Bağışıklık sisteminin gücü sağlıklı bağırsaklardan geçiyor
Türkiye’de çocuk sağlığı konusundaki en önemli organizasyon kabul edilen Milli Pediatri Kongresi’nin 55.’si, 12-16 Ekim tarihleri arasında Antalya Rixos Otel’de düzenlendi. Koruyucu sağlık hizmetleri konusunda faaliyet gösteren Ferrosan, 55. Milli Pediatri Kongresi kapsamında çocuk sağlığına yönelik önemli noktalara dikkat çekmek üzere bir sempozyum düzenlendi.
Ferrosan’ın gerçekleştirdiği sempozyumda uzman hekimler özellikle bağışıklık sistemini güçlendiren probiyotikler hakkında son gelişmeleri paylaştılar. Sempozyumda, çocuk sağlığı konusunda Rusya’da ve dünyada yaptığı çalışmalar tanınan ve Avrupa Pediatri Derneğinin önemli isimlerinden biri olan Rus bilim insanı Prof. Dr. Leyla S. Namazova Baranova tıpta probiyotiklerin artan önemini vurguladı.
Rusya Bilim Merkezi Yardımcı Direktörü ve Koruyucu Çocuk Hekimliği ve Rehabilitasyon Enstitüsü Direktörü Prof. Dr. Leyla S. Namazova Baranova’nın yönettiği, Süleyman Demirel Üniversitesi Tıp Fakültesi Çocuk Sağlığı ve Hastalıkları Pediatrik Enfeksiyon Bölüm Başkanı Doç. Dr. Metehan Özen’in konuşmacı olduğu sempozyumda, çocukların ve her yaştaki kişilerin bağışıklık sistemini desteklerken çok çeşitli hastalıklardan korunmayı da sağlayan “probiyotikler ve prebiyotikler” ile ilgili yeni bilgiler aktarıldı. Ferrosan’ın sunduğu probiyotik esaslı besin takviyeleri Bifiform Damla, Bifiform Saşe ve Multi-tabs LGG Çiğneme Tabletleri’nin kullanım faydalarına da değinilen sempozyumda, Türk çocuk doktorları konuyla ilgili uluslararası çalışmalar hakkında da bilgilendirildi.

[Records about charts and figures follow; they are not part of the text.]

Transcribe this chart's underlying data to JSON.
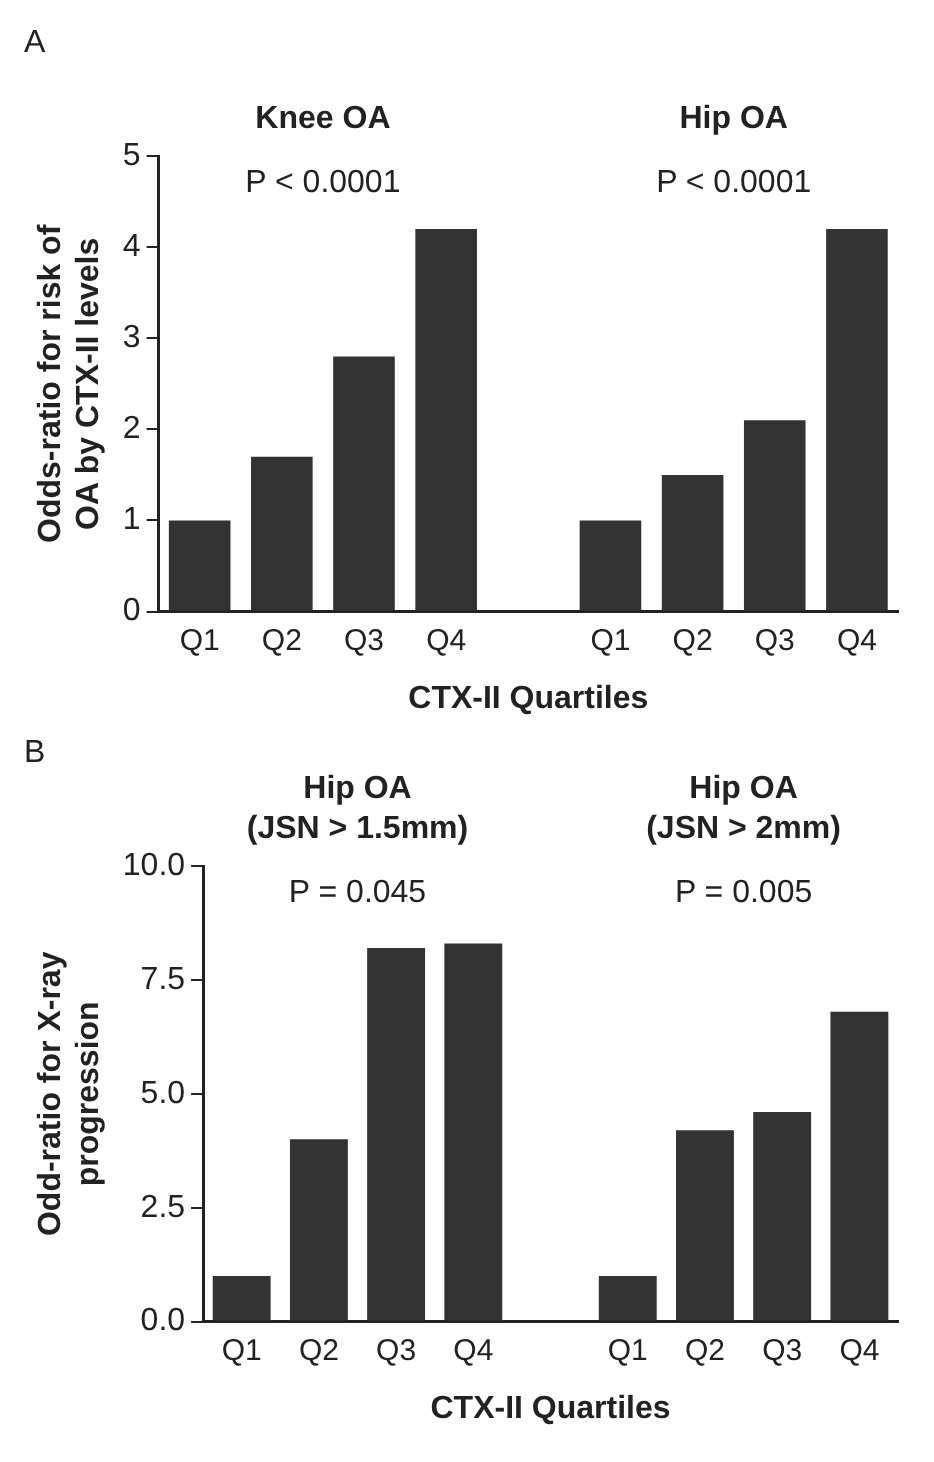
{
  "chart_data": [
    {
      "type": "bar",
      "categories": [
        "Q1",
        "Q2",
        "Q3",
        "Q4",
        null,
        "Q1",
        "Q2",
        "Q3",
        "Q4"
      ],
      "values": [
        1,
        1.7,
        2.8,
        4.2,
        null,
        1,
        1.5,
        2.1,
        4.2
      ],
      "color": "#333333",
      "ylim": [
        0,
        5
      ],
      "yticks": [
        0,
        1,
        2,
        3,
        4,
        5
      ],
      "grid": false,
      "legend": false,
      "xlabel": "CTX-II Quartiles",
      "ylabel": "Odds-ratio for risk of\nOA by CTX-II levels",
      "annotations": [
        "A",
        "Knee OA",
        "Hip OA",
        "P < 0.0001",
        "P < 0.0001"
      ]
    },
    {
      "type": "bar",
      "categories": [
        "Q1",
        "Q2",
        "Q3",
        "Q4",
        null,
        "Q1",
        "Q2",
        "Q3",
        "Q4"
      ],
      "values": [
        1,
        4,
        8.2,
        8.3,
        null,
        1,
        4.2,
        4.6,
        6.8
      ],
      "color": "#333333",
      "ylim": [
        0,
        10
      ],
      "yticks": [
        {
          "value": 0,
          "label": "0.0"
        },
        {
          "value": 2.5,
          "label": "2.5"
        },
        {
          "value": 5,
          "label": "5.0"
        },
        {
          "value": 7.5,
          "label": "7.5"
        },
        {
          "value": 10,
          "label": "10.0"
        }
      ],
      "grid": false,
      "legend": false,
      "xlabel": "CTX-II Quartiles",
      "ylabel": "Odd-ratio for X-ray\nprogression",
      "annotations": [
        "B",
        "Hip OA\n(JSN > 1.5mm)",
        "Hip OA\n(JSN > 2mm)",
        "P = 0.045",
        "P = 0.005"
      ]
    }
  ]
}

Prof. Dr. Leyla S. Namazova,
“Son yıllarda doğumlarda sezeryan kullanımının artması bebekleri doğum esnasında anneden alınan probiyotikten yoksun bırakıyor. Bununla beraber daha çok endüstriyel besinlerle besleniliyor olması ve Antibiyotik kullanımının fazlalaşması da bu durumu pekiştiriyor. Hastalıklara karşı güçlü durmak ve bağışıklık sistemini dengelemek için probiyotik takviyesinin önemi artık tüm dünyada kabul ediliyor”
dedi.
Namazova sadece Türkiye’de değil dünyada da antibiyotik kullanımının arttığına dikkatleri çekerek şunları söyledi:
“Rusya’da antibiyotik kullanımını azaltıcı çalışmalar yapmaya başladık. Yarı yarıya azalma var ama yine de bitiremedik. Antibiyotik verilecekse, ne kadar verileceğini çocukları teste tabi tutarak belirliyoruz. Burada en büyük problemimiz mikropların antibiyotiklere karşı direnç kazanması. Pek çok antibiyotiğe karşı direnç gelişmesine karşılık 20 yıldır yeni bir antibiyotik molekülü piyasaya çıkmıyor. Dünya Sağlık Örgütü de antibiyotik kullanımının önüne geçmeye çalışıyor. Ne kadar antibiyotik kullanıyorsak o kadar antibiyotiğe karşı direnç kazanıyoruz. Böylece daha çok hastalanıyoruz. Burada sorulması gereken en kritik soru şu: Bu işin dengesi nedir ve bu dengeyi nasıl sağlarız?”
Doç. Dr. Metehan Özen, antibiyotiğin hayat kurtardığına ancak gerekenden fazla kullanıldığına kaydederken şu sözleri kullandı:
“Antibiyotik bizim için yararlı bakterileri de yokediyor. Bu yüzden bağışıklık sistemimiz bozuluyor. Bağırsaklarımızdaki doğal flora bozulduğu için savunma sistemimiz çöküyor. Savunma sistemimiz 4-6 hafta arasında açık kalıyor. İyi bakteriler ölünce, dışarıdan gelen kötü bakteriler bağırsaklarımıza yapışıyor ve rahatlıkla kana karışıp hasta ediyor. İşte probiyotiğin önemi burada ortaya çıkıyor.”